加工業者「先が見えない」 国内値崩れの可能性も

 8月31日、青森市であった宮下宗一郎知事とホタテ加工業者の対話集会。事業者からは「かつてない苦境」とのため息が漏れた。

 水産品の生産・加工を手がける渡辺水産(むつ市)は、処理水の放出が決定した段階で、ホタテ約100トンの中国への輸出を断念せざるを得なかった。年間で輸出する数千トンのうち中国向けが8、9割を占める。渡辺大起常務は「先が見えず、本当に困った。一企業だけで解決できる問題ではない」と肩を落とす。

 業者の悩みは尽きない。輸入が認められずに倉庫で山積みとなったホタテだけでなく、コンテナの積み戻しも発生し、保管場所の確保が難しいのが現状だ。

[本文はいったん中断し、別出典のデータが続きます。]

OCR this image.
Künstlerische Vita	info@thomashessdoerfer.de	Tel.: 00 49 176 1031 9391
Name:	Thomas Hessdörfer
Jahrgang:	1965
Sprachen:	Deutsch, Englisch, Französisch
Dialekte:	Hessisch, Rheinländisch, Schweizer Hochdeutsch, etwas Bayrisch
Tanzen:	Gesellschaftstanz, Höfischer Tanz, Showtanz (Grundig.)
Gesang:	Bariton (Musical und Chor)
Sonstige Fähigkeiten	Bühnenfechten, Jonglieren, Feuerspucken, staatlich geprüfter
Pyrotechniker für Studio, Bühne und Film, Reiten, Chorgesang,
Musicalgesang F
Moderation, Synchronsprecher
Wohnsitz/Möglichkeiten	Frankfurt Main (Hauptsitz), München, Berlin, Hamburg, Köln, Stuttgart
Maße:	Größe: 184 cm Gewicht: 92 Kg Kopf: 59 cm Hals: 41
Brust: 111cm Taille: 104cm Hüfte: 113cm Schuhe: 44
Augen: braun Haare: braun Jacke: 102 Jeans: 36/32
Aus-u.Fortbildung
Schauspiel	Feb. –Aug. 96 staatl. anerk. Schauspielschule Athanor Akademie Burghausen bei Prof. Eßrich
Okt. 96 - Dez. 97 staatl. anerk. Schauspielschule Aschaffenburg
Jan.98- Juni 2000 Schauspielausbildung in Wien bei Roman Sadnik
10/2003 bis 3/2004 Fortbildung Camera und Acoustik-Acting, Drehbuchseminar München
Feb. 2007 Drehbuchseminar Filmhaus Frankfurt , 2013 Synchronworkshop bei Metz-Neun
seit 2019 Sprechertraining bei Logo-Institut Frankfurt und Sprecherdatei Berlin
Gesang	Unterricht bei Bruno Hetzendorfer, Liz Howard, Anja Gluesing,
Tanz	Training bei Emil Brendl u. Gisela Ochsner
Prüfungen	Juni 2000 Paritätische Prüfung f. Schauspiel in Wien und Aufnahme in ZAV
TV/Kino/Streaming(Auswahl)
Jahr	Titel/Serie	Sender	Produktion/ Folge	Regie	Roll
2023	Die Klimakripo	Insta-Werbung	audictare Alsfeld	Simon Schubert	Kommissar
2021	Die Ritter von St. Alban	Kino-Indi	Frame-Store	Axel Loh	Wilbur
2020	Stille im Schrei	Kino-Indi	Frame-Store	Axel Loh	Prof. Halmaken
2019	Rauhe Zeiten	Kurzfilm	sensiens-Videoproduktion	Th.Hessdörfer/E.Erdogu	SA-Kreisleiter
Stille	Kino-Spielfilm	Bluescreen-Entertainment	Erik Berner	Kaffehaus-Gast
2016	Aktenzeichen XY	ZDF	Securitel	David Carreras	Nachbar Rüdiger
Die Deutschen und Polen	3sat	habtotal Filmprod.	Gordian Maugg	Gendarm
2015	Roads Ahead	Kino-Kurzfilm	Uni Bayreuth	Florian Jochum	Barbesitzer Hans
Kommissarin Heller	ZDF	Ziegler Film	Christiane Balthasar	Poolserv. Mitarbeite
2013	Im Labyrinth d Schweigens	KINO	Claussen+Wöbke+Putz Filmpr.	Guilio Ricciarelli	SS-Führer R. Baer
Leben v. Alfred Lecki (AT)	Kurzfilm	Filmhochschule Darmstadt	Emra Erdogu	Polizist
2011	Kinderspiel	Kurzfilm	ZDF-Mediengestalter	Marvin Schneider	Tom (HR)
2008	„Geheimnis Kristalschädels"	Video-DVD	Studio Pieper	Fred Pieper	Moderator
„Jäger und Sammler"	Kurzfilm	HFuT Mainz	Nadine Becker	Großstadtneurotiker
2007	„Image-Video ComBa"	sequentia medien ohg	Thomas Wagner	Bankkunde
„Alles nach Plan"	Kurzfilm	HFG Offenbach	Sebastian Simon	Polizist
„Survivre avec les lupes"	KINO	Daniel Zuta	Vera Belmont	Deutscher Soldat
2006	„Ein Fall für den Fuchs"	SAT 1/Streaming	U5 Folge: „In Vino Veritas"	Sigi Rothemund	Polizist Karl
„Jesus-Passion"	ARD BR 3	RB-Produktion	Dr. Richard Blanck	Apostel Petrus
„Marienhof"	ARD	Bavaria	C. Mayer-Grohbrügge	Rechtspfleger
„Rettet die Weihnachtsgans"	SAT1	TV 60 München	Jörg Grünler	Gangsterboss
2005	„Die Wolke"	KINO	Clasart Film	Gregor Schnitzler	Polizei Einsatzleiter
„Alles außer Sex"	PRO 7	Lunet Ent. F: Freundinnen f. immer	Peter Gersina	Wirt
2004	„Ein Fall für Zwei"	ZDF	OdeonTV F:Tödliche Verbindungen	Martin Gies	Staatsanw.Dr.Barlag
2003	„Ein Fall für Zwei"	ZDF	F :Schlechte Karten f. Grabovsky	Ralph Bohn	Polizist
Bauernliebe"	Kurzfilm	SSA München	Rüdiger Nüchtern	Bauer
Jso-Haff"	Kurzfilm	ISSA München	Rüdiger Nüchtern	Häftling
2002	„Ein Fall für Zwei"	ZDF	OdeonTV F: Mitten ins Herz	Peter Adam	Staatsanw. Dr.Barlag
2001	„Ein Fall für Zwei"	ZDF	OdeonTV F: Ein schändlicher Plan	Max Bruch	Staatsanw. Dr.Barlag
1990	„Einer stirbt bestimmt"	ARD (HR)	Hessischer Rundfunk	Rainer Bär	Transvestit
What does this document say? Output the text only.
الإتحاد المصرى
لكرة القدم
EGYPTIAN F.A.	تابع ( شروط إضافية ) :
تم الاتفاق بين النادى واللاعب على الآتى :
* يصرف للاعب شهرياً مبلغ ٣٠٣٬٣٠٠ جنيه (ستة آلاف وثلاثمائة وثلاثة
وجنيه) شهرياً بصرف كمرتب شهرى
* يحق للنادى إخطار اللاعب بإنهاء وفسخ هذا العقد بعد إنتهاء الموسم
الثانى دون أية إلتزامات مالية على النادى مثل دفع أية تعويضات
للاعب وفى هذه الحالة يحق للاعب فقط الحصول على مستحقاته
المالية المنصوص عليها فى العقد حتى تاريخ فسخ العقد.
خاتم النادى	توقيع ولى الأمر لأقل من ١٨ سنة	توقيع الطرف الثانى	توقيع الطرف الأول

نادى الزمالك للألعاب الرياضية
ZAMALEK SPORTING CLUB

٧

 国内で値崩れが起こる危機感もある。水産加工会社「山神」(青森市)の穐元美幸専務は「最大産地の北海道で中国への輸出がストップし、ホタテが国内であふれている状況。相場がどこまで下がるかも分からない」と表情を曇らせる。

 日本貿易振興機構(ジェトロ)青森によると、2022年の県産ホタテの輸出量は8826トン(販売額約44億3520万円)。うち中国向けは7526トン(同約29億2400万円)で、重量ベースでは約85%となっている。

東南アジアやEUへの販路拡大必要

 糸長真知所長は、昨年1月に発効された日中韓などが加盟する地域的な包括的経済連携(RCEP)協定で、中国向けのホタテ貝が早くて11年後に関税が撤廃されると指摘。「輸出を本格化させようとしていた業者にとって協定は追い風で、中国シフトが進む背景になったのではないか」と推測する。

 ある加工業者の幹部は「中国との取引はスピーディーに決まり、量も他国と桁違いだった。そこに甘え、別の販路開拓が遅れたのは否めない」と打ち明ける。

 中国一辺倒の輸出は、大きな危険性もはらむことが今回浮き彫りになった。業者は東南アジアや欧州連合(EU)などで販路を拡大し、リスク分散を図る必要に迫られている。

 水産加工会社のマルイチ横浜(野辺地町)の横浜充俊社長は「中国というマーケットを失っても、販売、消費ができる販路を拡大しないと青森の産業を守れない」と強調。「県、国と一致団結して輸出を増やしていきたい」と述べた。